In Italia, per esempio, al Bitter Bar di Roma, si può trovare un menù di cocktail per vegani. Al Nu Lounge Bar di Bologna, invece, servono piatti e drink Newyorkesi. Occhio al Dry di Milano, locale aperto dallo chef Andrea Berton, dove si possono bere cocktail vintage, con ricette risalenti persino all’800! Inoltre, i barman italiani sono molto richiesti nel mondo: a Londra (capitale mondiale del cocktail secondo Nincevich) il nostro Agostino Perrone del Cannot Bar, arriva al vostro tavolo con un carrello e vi prepara un cocktail come lo volete voi, con tutte le variazioni del capriccio del momento; sempre a Londra, Salvatore Calabrese, al Playboy Club, prepara cocktail d`epoca usando liquori originali del periodo. Più fortuna per Cristina Bini che, nel suo locale di New York, abbina cucina toscana di alto livello e drink.

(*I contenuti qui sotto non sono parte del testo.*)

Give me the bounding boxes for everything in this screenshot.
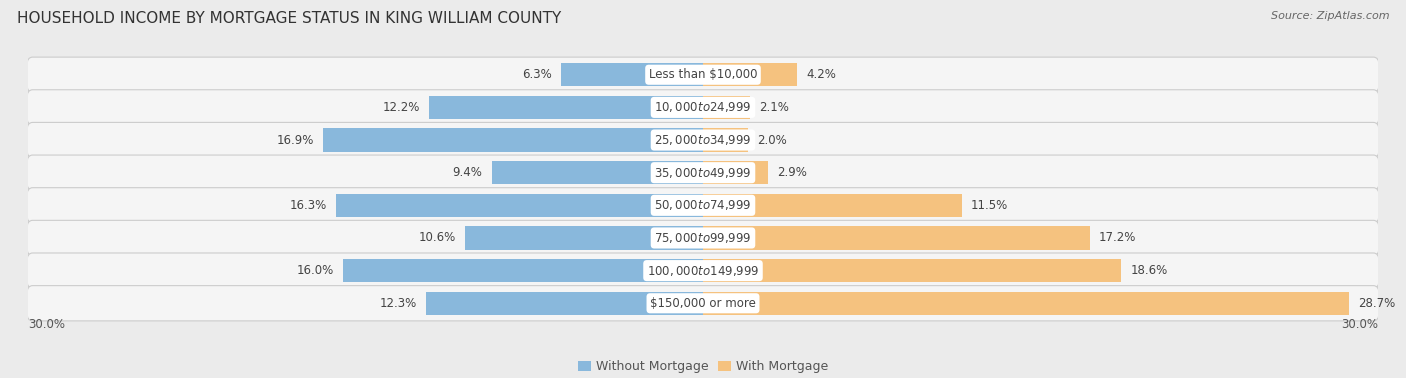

Italiani e non solo. Ad avere la meglio al Bacardi Legacy Cocktail Competition (una gara chem che dal 2008 individua barmen in grado di creare cocktail) è stato Tom Walker (che lavora nell’American Bar dell’Hotel Savoy di Londra) con il suo Maid in Cuba, cocktail preparato con assenzio, menta e cetriolo. Come abbiamo già accennato, anche il modo di servire un cocktail è diventato alquanto "particolare": se un barman shackera come se stesse sbattendo le ali, sappiate che sta adottando una sofisticata tecnica inventata da un bartender giapponese chiamata "Butterfly". Per quanto riguarda la decorazione, si gioca con i colori e la densità di ghiaccio, liquidi e zuccheri per creare cromi spettacolari. Un pool di chef ed esperti danno ulteriori suggerimenti sul sito Foodpairing.com.

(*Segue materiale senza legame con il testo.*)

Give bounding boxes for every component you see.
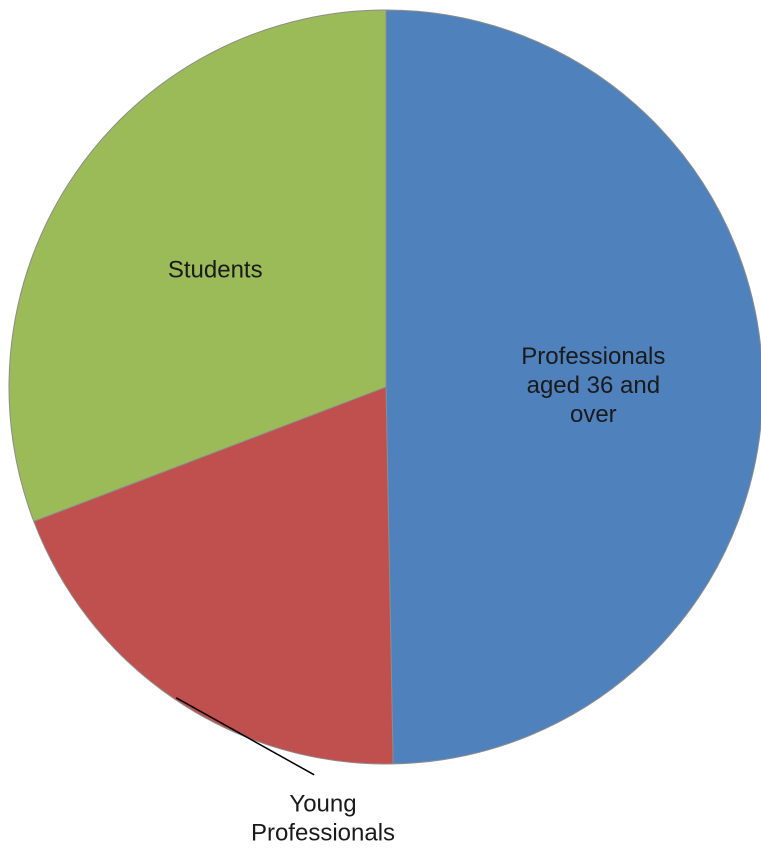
slice-label-line: Students: [168, 256, 263, 283]
slice-label-line: Young: [289, 791, 356, 818]
slice-label-young-professionals: Young Professionals: [251, 791, 395, 847]
pie-slice-students: [8, 9, 387, 523]
slice-label-line: over: [570, 401, 617, 428]
slice-label-line: Professionals: [251, 820, 395, 847]
pie-slices: [8, 9, 761, 765]
slice-label-professionals-aged-36-and-over: Professionals aged 36 and over: [521, 343, 665, 428]
leader-line-young-professionals: [175, 697, 315, 776]
pie-slice-young-professionals: [33, 386, 394, 765]
leader-lines: [175, 697, 315, 776]
slice-label-line: aged 36 and: [527, 372, 660, 399]
pie-slice-professionals-aged-36-and-over: [385, 9, 761, 765]
slice-label-line: Professionals: [521, 343, 665, 370]
slice-label-students: Students: [168, 256, 263, 283]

Ultima "stranezza" (ma solo in ordine di tempo) è la Mojito Meastros App, un’applicazione dove è possibile trovare i consigli-guida di Sebastiano Rovida (chef dei programmi FuoriMenù e Finger food Factory) sulla preparazione del Mojito Cubano doc. In abbinamento, anche le ricette di due finger food: il gambero in tempora e maionese piccante e il Sandwich al salmone, rucola e mandorle. Inoltre, si possono caricare le vostre foto, con la possibilità di premi in palio. È proprio il caso di dire che il Mojito è diventato un cocktail che va servito... a casa!